September 30, 2010 / 2:24 PM / 9 years ago

Goldman's Tourre says SEC suit should be dismissed

NEW YORK (Reuters) - Fabrice Tourre, a central figure in a controversial Goldman Sachs Group Inc transaction, asked a judge to throw out a U.S. regulator’s fraud lawsuit against him, 2-1/2 months after the bank settled its part of the case for $550 million.
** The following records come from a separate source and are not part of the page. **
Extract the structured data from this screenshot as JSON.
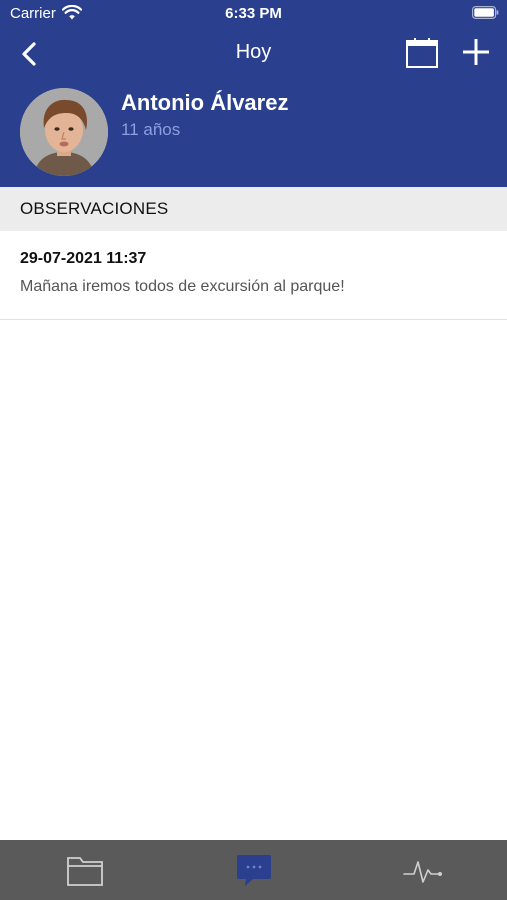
{
  "status_bar": {
    "carrier": "Carrier",
    "time": "6:33 PM"
  },
  "nav": {
    "title": "Hoy",
    "back_icon": "chevron-left-icon",
    "calendar_icon": "calendar-icon",
    "add_icon": "plus-icon"
  },
  "profile": {
    "name": "Antonio Álvarez",
    "age": "11 años"
  },
  "section": {
    "title": "OBSERVACIONES"
  },
  "observations": [
    {
      "date": "29-07-2021 11:37",
      "text": "Mañana iremos todos de excursión al parque!"
    }
  ],
  "tabbar": {
    "tabs": [
      {
        "icon": "folder-icon",
        "active": false
      },
      {
        "icon": "chat-bubble-icon",
        "active": true
      },
      {
        "icon": "pulse-icon",
        "active": false
      }
    ]
  },
  "colors": {
    "header": "#2a3f8d",
    "age_text": "#8e9ee0",
    "section_bg": "#ececec",
    "tabbar_bg": "#5a5a5a",
    "active_tab": "#2a3f8d"
  }
}
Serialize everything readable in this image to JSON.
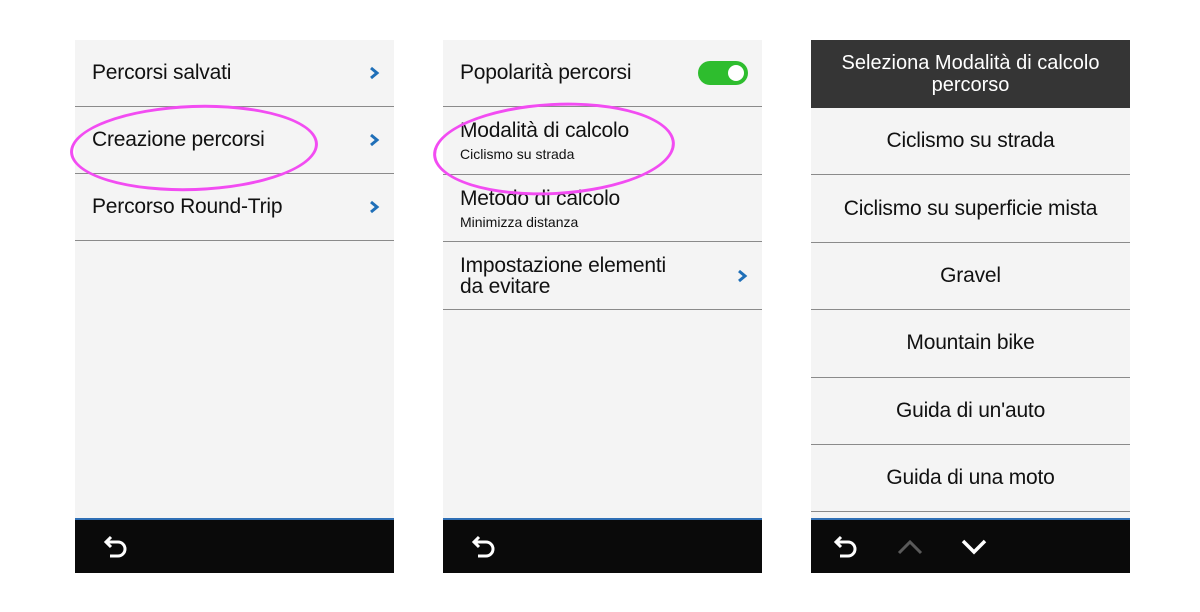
{
  "screen1": {
    "items": [
      {
        "label": "Percorsi salvati",
        "icon": "chevron-right-icon"
      },
      {
        "label": "Creazione percorsi",
        "icon": "chevron-right-icon"
      },
      {
        "label": "Percorso Round-Trip",
        "icon": "chevron-right-icon"
      }
    ],
    "bottom_bar": {
      "back_icon": "back-arrow-icon"
    }
  },
  "screen2": {
    "popularity": {
      "label": "Popolarità percorsi",
      "toggle_on": true
    },
    "calc_mode": {
      "label": "Modalità di calcolo",
      "value": "Ciclismo su strada"
    },
    "calc_method": {
      "label": "Metodo di calcolo",
      "value": "Minimizza distanza"
    },
    "avoid": {
      "label_line1": "Impostazione elementi",
      "label_line2": "da evitare",
      "icon": "chevron-right-icon"
    },
    "bottom_bar": {
      "back_icon": "back-arrow-icon"
    }
  },
  "screen3": {
    "header_line1": "Seleziona Modalità di calcolo",
    "header_line2": "percorso",
    "options": [
      "Ciclismo su strada",
      "Ciclismo su superficie mista",
      "Gravel",
      "Mountain bike",
      "Guida di un'auto",
      "Guida di una moto"
    ],
    "bottom_bar": {
      "icons": [
        "back-arrow-icon",
        "chevron-up-icon",
        "chevron-down-icon"
      ]
    }
  },
  "colors": {
    "toggle_on": "#2ebd2e",
    "chevron": "#1f6fb8",
    "highlight_ring": "#f24cf2",
    "bottom_bar": "#0a0a0a",
    "header": "#353535"
  }
}
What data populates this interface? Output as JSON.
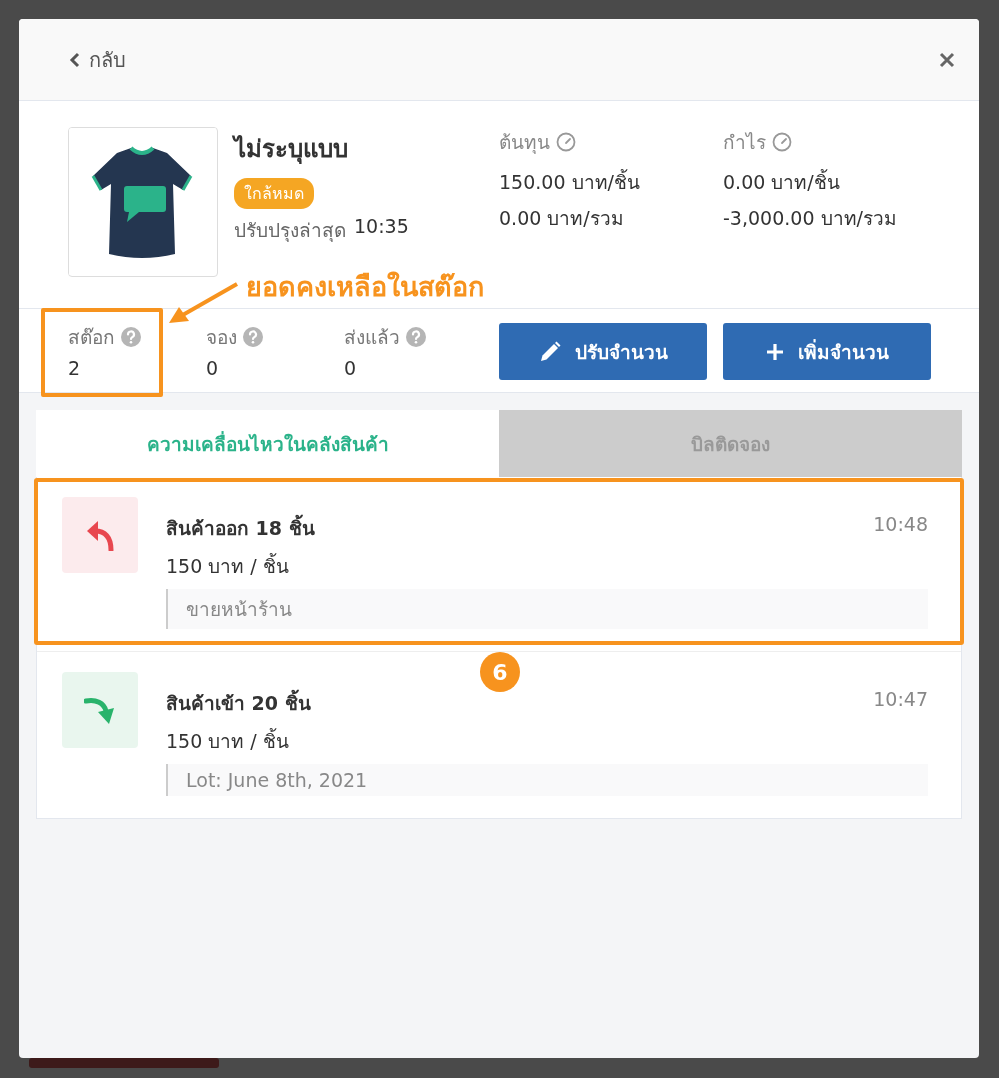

Fabrice Tourre (L), Executive Director, Structured Products Group Trading for Goldman Sachs testifies during the U.S. Senate Homeland Security and Governmental Affairs Investigations Subcommittee hearing on "Wall Street and the Financial Crisis: The Role of Investment Banks" on Capitol Hill in Washington, in this file image from April 27, 2010. Tourre, the central figure in a controversial Goldman Sachs Group Inc tranasaction, asked a federal judge to dismiss a U.S. Securities and Exchange Commission lawsuit against him on September 30, 2010, after the regulator reached a $550 million accord with the bank. REUTERS/Jim Young

Citing a recent U.S. Supreme Court ruling, Tourre said the U.S. Securities and Exchange Commission case must be dismissed because the 2007 “Abacus” transaction, which involved collateralized debt obligations tied to subprime mortgages, took place outside the United States.

The Supreme Court, in the case Morrison v. National Australia Bank Ltd, ruled in June that Australian shareholders who bought that bank’s stock outside the United States could not raise securities fraud claims in U.S. courts.

Several judges have since applied the ruling to bar U.S. lawsuits in other scenarios, including where the plaintiffs are not foreign investors.

The SEC lawsuit accused Goldman and Tourre, a vice president, of misleading investors about Abacus by failing to reveal that the hedge fund Paulson & Co helped choose the underlying securities and bet against them.

In a filing late Wednesday in Manhattan federal court, Tourre said Abacus did not involve a purchase or sale in the United States or a security listed on a U.S. exchange, as required under Morrison’s “transactional test.”

Citing 10 million pages of documents the SEC turned over in August and September, he said the CDOs were not listed on any exchange, and their sole investor was Germany’s IKB Deutsche Industriebank AG, which invested overseas.

The Morrison ruling “makes clear that the antifraud provisions of the federal securities laws can be applied if, and only if, the securities transaction at issue takes place in the United States,” Tourre said.

“The complaint fails,” he added.

SEC spokesman John Nester declined to discuss the filing. He said the agency plans to file a response within 14 days. Pamela Chepiga, a partner at Allen & Overy LLP who represents Tourre, declined to comment, her assistant said.

Tourre remains a Goldman employee but is on paid leave, spokesman Michael DuVally said on Thursday.

Goldman settled with the SEC on July 16 without admitting wrongdoing. U.S. District Judge Barbara Jones approved that accord and is handling the Tourre case. Tourre is the only Goldman employee sued individually by the SEC.

The case is SEC v. Goldman Sachs & Co et al, U.S. District Court, Southern District of New York, No. 10-03229.